Los padres sonrieron:

—Tiene esa costumbre —dijo Dunia—. Cuando está haciendo de asistente suya, nunca dice que es su hija.

—Y yo, para no dejarla en evidencia, digo Lina, sin más.

—Y luego añades que es un dechado de virtudes.

—Es lo que opino como jefe —dijo Ramez, visiblemente satisfecho de poder hablar de ella.

—Es lo que opinas con total objetividad —bromeó su amigo.

—Lina es el amor de su vida —dijo Dunia con voz enternecida.

—El que se case con ella ya puede tratarla como a una reina, porque si no…

La amenaza se quedó en el aire.

 

Sus anfitriones acompañaron a Adam a lo que llamaron «su cuarto» y que consistía, de hecho, en una lujosa vivienda, con cuarto de baño con jacuzzi, un salón más grande que el suyo de París, un bar generosamente surtido, televisor, ordenador y un balcón desde el que se dominaba la ciudad encendida.

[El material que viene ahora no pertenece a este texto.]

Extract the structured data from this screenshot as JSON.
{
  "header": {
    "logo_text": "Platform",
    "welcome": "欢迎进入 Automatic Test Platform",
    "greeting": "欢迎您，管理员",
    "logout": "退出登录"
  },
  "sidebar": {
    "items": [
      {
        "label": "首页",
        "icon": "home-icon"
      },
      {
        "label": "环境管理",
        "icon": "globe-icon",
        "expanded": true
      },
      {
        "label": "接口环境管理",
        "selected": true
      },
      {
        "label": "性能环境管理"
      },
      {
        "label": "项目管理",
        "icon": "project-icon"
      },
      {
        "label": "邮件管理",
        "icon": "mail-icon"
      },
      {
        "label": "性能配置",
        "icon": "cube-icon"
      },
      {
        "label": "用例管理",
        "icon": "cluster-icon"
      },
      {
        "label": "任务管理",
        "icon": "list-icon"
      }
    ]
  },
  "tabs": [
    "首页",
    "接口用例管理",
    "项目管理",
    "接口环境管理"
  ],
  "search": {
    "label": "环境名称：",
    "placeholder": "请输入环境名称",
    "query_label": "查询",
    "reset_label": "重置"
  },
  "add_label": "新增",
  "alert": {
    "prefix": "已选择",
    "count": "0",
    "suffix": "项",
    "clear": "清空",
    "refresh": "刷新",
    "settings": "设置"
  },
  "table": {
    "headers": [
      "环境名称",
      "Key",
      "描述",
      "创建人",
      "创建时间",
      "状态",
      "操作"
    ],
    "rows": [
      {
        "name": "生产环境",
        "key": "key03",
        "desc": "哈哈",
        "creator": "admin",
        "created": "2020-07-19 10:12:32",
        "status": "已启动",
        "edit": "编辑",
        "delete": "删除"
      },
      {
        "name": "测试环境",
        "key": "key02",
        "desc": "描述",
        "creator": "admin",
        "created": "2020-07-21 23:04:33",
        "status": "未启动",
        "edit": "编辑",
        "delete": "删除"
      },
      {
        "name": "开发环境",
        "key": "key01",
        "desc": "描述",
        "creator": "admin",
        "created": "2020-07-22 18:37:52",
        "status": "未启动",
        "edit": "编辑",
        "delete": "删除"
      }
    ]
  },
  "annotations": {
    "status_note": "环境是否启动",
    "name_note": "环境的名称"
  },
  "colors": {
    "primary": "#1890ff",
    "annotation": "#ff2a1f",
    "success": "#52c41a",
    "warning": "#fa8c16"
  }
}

Encima de la cama había, aún sin desenvolver, un pijama, tres camisas, tres pares de calcetines, ropa interior, un albornoz bordado y unas zapatillas a juego.

—Me parece que no me voy a volver a mover de aquí —les dijo Adam a modo de agradecimiento—. ¿No habría algún puesto vacante en la universidad jordana?

—Podemos mirar a ver —dijo Ramez con risa sonora—. El rector es un buen amigo.

Luego añadió:

—Te esperamos abajo para cenar. Pero no tengas prisa, solemos cenar muy tarde. ¡Llama a tu mujer para decirle dónde estás! ¡Y llama también al hotel para que no te esperen!

—Unos consejos estupendos —dijo Dunia—. Con lo que me gustaría a mí que me llamase Ramez de vez en cuando para decirme si está en Singapur, en Dubái o en Kuala Lumpur.

—¿Y en qué se diferencian? Después de determinado número de viajes, ya no sabes en qué ciudad estás; todas las salas de reunión se parecen, y también se parecen todas las habitaciones de hotel.

—Ven. Deja que Adam descanse un poco.

De hecho, el invitado se sentía repentinamente exhausto. En cuanto se fueron sus amigos, se desnudó, tomo una ducha larga y muy caliente y, luego, se envolvió en el albornoz, se metió en la cama y se tapó.

Notó entonces una sensación de bienestar que, sumada al cansancio del viaje, lo convenció para que cerrase los ojos unos momentos.